I don’t think I’ll have the gall to go into the lounge, but I take the card gratefully. Then I get into my bank account and transfer the cost of the ticket into hers.
“Done,” I say.
“I don’t suppose you could have a teensy look at my computer?” she asks. “It seems to be a lot slower than when I bought it.”
“No problem,” I say and start the administrative programs while she clears away the lunch things and puts on some music.

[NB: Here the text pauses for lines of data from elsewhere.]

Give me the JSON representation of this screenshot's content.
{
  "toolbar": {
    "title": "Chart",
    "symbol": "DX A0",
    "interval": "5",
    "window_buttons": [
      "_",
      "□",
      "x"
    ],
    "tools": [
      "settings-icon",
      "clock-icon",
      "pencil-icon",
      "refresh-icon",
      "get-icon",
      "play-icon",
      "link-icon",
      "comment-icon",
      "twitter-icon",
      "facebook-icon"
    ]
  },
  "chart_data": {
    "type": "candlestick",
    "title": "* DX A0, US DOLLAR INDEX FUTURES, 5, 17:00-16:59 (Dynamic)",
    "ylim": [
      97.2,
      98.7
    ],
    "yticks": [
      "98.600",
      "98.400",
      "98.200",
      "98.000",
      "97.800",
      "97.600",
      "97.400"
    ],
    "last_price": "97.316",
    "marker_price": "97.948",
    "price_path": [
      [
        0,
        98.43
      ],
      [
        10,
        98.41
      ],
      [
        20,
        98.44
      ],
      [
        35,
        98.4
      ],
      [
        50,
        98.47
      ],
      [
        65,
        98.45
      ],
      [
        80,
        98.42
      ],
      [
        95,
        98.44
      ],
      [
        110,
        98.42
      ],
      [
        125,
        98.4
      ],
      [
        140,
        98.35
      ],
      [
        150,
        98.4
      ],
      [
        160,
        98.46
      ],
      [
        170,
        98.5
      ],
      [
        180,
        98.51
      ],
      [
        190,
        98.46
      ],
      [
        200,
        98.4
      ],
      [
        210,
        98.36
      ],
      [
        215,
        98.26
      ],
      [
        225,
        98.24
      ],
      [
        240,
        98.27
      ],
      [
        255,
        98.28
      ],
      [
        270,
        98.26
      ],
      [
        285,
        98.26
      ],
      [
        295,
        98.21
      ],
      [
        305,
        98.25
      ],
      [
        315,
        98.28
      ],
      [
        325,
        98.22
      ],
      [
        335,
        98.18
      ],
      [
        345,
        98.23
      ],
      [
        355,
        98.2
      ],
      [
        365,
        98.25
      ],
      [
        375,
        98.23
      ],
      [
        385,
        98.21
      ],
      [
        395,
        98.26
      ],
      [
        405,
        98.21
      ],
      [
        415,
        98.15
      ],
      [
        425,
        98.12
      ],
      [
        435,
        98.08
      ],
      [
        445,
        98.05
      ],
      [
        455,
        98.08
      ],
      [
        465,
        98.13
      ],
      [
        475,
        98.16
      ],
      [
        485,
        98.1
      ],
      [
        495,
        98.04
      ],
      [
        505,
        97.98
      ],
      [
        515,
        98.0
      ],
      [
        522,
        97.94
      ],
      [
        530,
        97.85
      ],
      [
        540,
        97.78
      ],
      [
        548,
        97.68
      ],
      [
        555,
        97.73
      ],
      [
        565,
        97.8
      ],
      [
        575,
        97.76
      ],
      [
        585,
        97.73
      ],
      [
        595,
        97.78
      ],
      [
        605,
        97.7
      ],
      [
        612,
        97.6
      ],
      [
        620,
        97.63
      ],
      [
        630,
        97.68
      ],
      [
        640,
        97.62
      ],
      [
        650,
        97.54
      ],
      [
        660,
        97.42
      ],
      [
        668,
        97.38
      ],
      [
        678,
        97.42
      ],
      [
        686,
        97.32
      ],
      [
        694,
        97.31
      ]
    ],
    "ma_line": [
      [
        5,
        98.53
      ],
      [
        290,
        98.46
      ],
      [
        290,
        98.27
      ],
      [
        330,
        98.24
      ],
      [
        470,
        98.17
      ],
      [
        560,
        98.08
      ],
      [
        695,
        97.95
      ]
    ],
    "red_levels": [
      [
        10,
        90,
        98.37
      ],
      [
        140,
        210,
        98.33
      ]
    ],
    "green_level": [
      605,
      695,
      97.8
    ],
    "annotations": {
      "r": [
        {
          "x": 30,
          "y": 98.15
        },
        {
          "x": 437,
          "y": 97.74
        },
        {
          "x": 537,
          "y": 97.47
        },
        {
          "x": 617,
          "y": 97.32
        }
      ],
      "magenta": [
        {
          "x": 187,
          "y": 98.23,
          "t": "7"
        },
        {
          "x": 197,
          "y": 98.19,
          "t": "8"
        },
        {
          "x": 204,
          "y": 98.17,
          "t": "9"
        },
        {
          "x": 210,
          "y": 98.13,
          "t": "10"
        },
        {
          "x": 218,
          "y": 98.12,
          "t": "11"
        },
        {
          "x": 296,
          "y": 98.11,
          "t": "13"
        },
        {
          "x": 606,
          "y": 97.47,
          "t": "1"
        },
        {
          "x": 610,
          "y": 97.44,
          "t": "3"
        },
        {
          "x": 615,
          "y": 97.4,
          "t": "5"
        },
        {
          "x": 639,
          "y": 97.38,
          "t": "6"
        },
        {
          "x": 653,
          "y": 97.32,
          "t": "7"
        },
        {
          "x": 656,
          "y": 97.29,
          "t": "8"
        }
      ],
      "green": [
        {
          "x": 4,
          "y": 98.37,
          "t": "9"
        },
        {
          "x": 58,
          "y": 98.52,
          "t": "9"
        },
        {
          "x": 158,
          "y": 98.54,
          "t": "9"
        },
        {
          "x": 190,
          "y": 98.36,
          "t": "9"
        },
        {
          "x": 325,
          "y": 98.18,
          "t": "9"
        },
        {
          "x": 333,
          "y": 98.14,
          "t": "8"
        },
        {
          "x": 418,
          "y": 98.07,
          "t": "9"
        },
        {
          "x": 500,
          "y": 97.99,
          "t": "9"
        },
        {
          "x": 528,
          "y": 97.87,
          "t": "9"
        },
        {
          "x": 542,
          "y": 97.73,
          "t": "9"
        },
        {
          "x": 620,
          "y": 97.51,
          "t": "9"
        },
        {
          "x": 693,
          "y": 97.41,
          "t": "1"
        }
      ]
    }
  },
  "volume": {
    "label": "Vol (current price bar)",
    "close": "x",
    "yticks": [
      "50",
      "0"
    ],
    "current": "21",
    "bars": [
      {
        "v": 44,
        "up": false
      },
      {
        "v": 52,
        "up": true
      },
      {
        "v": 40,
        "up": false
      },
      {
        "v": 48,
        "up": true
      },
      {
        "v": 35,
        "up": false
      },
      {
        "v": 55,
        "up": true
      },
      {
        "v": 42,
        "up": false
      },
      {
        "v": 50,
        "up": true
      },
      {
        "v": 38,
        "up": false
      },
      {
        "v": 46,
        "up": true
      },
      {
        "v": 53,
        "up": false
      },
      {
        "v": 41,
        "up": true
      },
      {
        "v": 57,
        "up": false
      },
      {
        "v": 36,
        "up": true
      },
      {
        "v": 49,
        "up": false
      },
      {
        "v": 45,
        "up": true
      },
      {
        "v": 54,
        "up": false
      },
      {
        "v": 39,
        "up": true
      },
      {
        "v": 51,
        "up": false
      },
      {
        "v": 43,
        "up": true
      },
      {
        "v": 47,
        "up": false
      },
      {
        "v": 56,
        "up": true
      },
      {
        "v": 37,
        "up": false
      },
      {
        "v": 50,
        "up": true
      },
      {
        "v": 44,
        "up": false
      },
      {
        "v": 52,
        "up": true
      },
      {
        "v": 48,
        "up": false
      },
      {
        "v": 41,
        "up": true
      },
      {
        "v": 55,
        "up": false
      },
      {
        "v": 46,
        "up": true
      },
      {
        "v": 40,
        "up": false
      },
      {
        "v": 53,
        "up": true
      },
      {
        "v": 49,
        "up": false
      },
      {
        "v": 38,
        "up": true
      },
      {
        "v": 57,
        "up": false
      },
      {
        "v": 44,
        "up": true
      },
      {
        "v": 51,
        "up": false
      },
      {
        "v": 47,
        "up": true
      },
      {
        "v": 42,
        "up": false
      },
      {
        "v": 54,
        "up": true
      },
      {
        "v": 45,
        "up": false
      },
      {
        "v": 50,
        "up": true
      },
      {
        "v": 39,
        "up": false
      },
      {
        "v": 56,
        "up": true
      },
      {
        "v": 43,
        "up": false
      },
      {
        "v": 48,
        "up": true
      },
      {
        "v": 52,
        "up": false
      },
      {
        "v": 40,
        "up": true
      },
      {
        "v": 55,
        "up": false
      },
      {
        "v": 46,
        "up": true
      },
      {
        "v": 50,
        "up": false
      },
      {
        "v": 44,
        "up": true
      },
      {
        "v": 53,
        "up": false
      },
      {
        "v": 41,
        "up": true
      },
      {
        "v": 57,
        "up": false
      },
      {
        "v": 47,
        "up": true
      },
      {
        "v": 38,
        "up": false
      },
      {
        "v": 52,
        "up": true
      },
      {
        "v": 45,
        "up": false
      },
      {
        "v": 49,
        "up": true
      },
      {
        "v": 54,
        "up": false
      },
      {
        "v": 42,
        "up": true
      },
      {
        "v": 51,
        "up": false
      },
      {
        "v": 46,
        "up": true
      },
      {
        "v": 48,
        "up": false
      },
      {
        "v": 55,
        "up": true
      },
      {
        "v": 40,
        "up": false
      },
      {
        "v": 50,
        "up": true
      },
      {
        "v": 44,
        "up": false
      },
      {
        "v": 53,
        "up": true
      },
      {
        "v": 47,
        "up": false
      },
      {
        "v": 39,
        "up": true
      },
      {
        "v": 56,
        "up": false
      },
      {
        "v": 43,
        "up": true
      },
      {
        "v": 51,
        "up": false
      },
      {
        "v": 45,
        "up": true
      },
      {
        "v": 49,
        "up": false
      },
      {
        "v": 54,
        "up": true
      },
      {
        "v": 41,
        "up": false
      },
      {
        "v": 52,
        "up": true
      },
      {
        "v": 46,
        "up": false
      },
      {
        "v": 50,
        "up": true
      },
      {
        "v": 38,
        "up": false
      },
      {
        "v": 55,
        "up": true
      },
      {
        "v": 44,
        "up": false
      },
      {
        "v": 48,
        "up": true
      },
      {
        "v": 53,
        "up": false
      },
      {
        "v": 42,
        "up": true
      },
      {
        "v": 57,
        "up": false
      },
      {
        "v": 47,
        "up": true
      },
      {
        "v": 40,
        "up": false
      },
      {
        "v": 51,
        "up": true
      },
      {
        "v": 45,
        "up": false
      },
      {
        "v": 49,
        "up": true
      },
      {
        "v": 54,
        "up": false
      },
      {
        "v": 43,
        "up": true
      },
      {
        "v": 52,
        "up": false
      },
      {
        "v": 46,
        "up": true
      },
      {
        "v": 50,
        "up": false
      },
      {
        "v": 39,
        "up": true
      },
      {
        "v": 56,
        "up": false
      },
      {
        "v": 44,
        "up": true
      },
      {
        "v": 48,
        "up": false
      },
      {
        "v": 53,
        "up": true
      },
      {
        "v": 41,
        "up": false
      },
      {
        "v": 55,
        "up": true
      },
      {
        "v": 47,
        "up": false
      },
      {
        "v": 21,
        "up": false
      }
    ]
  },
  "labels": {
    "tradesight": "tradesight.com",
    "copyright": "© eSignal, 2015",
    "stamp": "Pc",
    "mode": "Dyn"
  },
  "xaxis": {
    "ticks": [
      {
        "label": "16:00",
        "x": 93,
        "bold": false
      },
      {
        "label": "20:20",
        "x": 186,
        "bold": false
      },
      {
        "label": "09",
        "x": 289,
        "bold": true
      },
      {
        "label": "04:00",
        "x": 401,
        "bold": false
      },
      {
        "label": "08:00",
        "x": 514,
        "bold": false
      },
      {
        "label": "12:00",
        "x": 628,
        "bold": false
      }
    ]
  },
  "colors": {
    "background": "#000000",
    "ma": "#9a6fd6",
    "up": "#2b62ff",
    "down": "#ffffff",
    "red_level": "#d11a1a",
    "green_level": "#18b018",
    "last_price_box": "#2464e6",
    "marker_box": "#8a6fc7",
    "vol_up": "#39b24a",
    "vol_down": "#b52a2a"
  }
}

I work steadily in Diana’s lovely book-lined study overlooking the back garden, surrounded by photographs of her beloved family: John, Chloe and Harry. Anyone who sees Diana as privileged, with her family money and this house inherited from her grandparents – “I could never sell it,” she said to me once. “It’s the only place I was ever happy when I was a child.” – would have a pretty distorted view of the world. She found her soulmate in John, and he was perfect for her; then within two years she lost him to cancer and Chloe went through one of those mysterious changes that cause beautiful children to destroy themselves and break their families’ hearts. One minute she was the perfect daughter, adored and adoring; next minute she was staying out all night, lying and stealing. You didn’t have to be a social worker to know what it meant, especially the stealing. Chloe grew pale and thin, and was careful to wear long sleeves to hide the tracks on her arms. Finally Diana confronted her. There was a lot of screaming and Chloe ran off into the night, taking nothing with her.